The Collection: A Dialogue Between Rigor and Vertigo
The FW 26-27 proposal is built on a subtle tension: it is an echo of the past that refuses nostalgia to embrace a radical present. De Benedetti introduces a Romeo Gigli that is surprisingly masculine and sharp. The shoulders are defined, almost architectural; the coats wrap around the wearer like lightweight armor. The traditional smoking jacket is not a static piece but a “double” grammar of geometric volumes that can be broken down and reassembled. Here, tailoring is not a bourgeois memory, but a sharp, contemporary gesture.
Yet, within this rigorous structure, a clandestine energy emerges. The Mille Rouches in silk georgette unstable and multiplied to the point of excess act as a nervous system that interrupts the linear flow of the tailoring. The names of the looks themselves Orlando, Double Life, Ophelia, Vortex serve as narrative clues to a wardrobe designed for a character who refuses to choose a definitive identity. The masculine does not oppose the feminine; it contains it, creating a silhouette that alternates between dizzying lengths and sudden contractions.



Matter and Color: The Tactile Narrative
In Venus in Furs, the material is the message. There is a “tactile grammar” where compact wools and structured checked fabrics meet liquid, nervous surfaces. Shiny finishes, stretch viscose jersey, and Nappa leather inserts evoke a nocturnal, secret sensuality.
The concept of “fur” is completely subverted. In this collection, there is no fur as an ornament, but rather a “mental fur” a desire that takes shape. The Fur Cocoon, a highlight of the collection, is an architectural embrace made of feathers and light, rather than pelt. This choice shifts the focus from the material to the emotion it evokes.
The color palette reinforces this duality. Absolute black and lunar ivory provide the structural foundation, while “nature,” camel, and tobacco offer a grounding stability. These are punctuated by theatrical accents of bordeaux, red, rose, and a hauntingly beautiful “milka” purple, creating a chromatic construction that amplifies the collection’s suspended state between discipline and vertigo.
Cultural Context: The Velvet Underground and the New Romanticism
The heartbeat of this collection is synchronized with the hypnotic rhythm of The Velvet Underground. It is a fashion that looks toward the “underground” as a place of intellectual freedom. By referencing the Orlando of literary and cinematic history, Gigli positions itself in the current cultural conversation regarding gender fluidity and the deconstruction of traditional roles.
At a time when the fashion industry is questioning its own meaning, Venus in Furs offers an answer based on “ultra-modern romanticism.” It is a critique of the superficiality of trends, proposing instead a “theatrical uniform” that provides a second, more complex identity. It is a collection that resonates with the cinematic stillness of European noir, where what is hidden beneath the surface the “tailleur nascosto” (hidden suit) is just as important as what is shown.

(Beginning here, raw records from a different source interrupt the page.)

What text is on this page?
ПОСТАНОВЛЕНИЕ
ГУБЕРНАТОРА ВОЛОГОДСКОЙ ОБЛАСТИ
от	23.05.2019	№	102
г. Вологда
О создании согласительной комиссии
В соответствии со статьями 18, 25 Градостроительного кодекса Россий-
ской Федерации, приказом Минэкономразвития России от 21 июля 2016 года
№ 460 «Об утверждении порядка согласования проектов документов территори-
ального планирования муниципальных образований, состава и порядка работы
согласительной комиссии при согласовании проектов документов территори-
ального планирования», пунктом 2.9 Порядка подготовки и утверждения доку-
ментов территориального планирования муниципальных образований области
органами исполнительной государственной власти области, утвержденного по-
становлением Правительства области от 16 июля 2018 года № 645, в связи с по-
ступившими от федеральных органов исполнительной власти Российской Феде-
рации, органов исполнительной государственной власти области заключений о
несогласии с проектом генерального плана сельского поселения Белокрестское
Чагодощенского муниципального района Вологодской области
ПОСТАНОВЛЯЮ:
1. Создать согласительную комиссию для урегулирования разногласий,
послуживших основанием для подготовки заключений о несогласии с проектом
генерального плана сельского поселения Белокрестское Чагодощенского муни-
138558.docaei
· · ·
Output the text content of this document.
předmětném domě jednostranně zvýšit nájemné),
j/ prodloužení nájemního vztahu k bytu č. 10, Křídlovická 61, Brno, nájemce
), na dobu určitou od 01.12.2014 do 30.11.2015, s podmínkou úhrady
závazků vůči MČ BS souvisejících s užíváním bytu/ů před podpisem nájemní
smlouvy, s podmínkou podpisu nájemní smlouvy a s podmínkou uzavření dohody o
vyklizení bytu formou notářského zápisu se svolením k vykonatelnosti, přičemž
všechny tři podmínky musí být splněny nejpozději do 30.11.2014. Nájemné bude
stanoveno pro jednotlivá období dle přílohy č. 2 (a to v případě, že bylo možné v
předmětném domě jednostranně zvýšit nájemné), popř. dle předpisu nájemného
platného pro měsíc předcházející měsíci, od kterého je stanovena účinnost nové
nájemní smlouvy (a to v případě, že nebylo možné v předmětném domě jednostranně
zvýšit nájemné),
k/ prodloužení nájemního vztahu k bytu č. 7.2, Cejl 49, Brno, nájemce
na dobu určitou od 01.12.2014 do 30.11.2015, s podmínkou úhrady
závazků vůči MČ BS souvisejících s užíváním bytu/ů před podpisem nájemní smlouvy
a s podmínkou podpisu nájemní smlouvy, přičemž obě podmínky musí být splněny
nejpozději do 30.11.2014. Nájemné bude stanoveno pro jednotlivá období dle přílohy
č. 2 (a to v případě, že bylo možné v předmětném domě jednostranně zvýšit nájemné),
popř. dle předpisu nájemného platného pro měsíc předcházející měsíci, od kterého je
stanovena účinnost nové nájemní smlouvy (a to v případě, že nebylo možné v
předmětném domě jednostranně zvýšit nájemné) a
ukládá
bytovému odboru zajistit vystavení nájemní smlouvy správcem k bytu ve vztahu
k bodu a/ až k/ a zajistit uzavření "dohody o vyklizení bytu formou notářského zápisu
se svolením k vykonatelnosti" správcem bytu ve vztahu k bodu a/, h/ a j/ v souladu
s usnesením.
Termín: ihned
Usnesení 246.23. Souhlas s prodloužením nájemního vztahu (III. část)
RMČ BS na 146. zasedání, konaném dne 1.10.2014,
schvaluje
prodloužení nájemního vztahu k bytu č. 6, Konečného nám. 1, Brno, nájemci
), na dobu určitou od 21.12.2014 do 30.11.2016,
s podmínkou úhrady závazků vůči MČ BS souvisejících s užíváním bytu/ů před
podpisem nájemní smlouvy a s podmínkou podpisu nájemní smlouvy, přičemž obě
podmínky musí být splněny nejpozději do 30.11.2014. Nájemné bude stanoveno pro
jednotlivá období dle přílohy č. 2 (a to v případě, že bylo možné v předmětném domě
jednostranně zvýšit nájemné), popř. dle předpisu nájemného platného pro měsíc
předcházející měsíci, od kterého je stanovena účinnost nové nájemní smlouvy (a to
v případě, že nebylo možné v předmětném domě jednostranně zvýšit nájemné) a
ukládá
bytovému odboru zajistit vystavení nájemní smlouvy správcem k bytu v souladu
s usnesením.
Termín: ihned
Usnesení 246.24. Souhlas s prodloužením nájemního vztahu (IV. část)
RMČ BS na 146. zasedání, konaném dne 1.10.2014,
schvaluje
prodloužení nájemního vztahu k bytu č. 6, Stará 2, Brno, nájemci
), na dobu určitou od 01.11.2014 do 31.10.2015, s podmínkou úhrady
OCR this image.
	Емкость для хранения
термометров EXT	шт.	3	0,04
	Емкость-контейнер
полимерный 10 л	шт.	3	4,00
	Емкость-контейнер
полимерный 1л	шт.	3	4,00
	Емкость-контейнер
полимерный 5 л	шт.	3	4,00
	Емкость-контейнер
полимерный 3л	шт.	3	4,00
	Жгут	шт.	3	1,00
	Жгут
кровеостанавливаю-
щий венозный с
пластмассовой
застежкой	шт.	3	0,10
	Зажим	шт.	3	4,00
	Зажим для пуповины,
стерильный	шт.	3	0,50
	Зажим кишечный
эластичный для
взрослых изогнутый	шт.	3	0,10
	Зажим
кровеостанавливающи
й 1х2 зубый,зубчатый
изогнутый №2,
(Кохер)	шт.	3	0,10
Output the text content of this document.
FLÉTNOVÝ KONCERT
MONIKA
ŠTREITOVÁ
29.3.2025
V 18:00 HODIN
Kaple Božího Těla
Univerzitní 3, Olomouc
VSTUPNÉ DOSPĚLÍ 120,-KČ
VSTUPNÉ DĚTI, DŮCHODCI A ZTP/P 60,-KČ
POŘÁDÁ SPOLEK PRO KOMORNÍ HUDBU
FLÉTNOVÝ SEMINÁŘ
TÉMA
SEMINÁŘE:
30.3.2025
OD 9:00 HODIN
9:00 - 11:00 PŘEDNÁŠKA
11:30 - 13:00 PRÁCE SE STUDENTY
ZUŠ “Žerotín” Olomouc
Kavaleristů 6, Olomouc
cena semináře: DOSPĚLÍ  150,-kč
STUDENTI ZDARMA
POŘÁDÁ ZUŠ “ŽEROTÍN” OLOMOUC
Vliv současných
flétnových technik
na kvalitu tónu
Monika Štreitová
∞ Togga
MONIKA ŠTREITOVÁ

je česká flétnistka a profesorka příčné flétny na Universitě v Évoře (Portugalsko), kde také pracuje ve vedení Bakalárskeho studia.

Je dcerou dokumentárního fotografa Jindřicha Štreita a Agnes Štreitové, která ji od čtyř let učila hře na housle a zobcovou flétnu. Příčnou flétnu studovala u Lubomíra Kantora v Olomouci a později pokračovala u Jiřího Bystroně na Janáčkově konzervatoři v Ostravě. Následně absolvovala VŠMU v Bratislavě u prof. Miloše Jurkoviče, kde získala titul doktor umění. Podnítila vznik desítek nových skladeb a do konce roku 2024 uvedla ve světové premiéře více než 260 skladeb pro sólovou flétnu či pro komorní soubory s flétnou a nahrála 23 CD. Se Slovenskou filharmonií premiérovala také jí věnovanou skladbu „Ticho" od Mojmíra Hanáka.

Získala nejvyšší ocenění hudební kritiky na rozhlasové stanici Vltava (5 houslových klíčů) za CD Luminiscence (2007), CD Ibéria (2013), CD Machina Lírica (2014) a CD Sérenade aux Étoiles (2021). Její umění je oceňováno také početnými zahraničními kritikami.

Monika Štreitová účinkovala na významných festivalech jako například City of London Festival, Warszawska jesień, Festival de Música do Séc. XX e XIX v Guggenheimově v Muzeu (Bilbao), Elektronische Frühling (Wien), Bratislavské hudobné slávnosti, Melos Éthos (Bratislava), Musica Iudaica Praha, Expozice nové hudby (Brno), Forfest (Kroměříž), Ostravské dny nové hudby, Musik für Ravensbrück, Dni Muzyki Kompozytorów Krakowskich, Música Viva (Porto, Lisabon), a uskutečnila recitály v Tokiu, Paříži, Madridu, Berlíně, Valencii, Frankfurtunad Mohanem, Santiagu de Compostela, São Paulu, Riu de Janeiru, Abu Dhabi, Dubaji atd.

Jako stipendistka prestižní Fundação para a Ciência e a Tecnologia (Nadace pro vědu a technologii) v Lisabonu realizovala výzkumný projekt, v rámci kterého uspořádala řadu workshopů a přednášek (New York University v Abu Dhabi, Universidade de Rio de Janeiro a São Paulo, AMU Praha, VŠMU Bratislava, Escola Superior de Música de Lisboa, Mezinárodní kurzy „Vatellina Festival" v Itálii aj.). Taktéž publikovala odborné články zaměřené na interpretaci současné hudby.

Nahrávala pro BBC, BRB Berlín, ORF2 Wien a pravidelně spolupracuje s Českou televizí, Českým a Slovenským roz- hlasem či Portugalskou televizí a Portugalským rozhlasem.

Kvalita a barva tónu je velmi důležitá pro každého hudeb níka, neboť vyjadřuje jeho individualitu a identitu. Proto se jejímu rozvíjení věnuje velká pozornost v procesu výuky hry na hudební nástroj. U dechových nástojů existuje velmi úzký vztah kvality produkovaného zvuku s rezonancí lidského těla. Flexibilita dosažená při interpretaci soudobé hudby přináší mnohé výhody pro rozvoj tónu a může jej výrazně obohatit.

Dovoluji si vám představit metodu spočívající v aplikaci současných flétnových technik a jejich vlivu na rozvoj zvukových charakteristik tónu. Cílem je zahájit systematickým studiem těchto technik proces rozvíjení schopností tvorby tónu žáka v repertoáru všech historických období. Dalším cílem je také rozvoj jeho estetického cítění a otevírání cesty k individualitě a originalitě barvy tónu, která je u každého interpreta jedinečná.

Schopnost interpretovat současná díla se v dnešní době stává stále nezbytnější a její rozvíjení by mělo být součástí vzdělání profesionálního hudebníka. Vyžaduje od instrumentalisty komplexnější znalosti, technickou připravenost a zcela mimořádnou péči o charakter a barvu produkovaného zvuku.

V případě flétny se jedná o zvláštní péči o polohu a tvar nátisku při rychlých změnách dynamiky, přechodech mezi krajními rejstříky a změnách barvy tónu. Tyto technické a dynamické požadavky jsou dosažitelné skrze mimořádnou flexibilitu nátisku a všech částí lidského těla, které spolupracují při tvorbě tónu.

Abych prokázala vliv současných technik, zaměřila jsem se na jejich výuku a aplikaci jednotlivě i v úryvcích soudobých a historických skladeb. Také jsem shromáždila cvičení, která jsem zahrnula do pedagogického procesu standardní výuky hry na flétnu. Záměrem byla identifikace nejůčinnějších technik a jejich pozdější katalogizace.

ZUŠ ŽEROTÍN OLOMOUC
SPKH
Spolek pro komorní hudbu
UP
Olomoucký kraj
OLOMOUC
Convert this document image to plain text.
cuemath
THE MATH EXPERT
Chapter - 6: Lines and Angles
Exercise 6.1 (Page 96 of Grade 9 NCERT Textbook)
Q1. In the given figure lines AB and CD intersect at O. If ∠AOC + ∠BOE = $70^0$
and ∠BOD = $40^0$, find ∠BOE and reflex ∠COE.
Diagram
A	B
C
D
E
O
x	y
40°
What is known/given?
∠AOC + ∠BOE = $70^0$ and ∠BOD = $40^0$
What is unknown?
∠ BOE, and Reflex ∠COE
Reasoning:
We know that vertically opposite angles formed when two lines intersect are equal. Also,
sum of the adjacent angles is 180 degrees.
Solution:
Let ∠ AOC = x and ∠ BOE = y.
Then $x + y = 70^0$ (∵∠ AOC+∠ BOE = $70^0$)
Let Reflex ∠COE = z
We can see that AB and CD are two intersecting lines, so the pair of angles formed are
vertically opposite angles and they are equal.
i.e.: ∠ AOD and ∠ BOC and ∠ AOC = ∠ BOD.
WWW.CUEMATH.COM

The Poetic Act of Discipline
Romeo Gigli’s FW 26/27 collection is a triumph of substance. Alessandro De Benedetti has succeeded in evolving the brand’s DNA into a contemporary language that is both analytical and poetic. By focusing on the “tension” rather than the “spectacle,” the collection reminds us that the most powerful garments are those that act as a confession.
Venus in Furs is for the individual who understands that elegance is a secret, a movement of light and shadow. It is a declaration that, even in a world of digital noise, the most radical act is to dress in one’s own contradictions. This is the new Gigli: a Venus who wears an impeccable smoking jacket as if it were a shield, dancing in the shadows of her own mystery.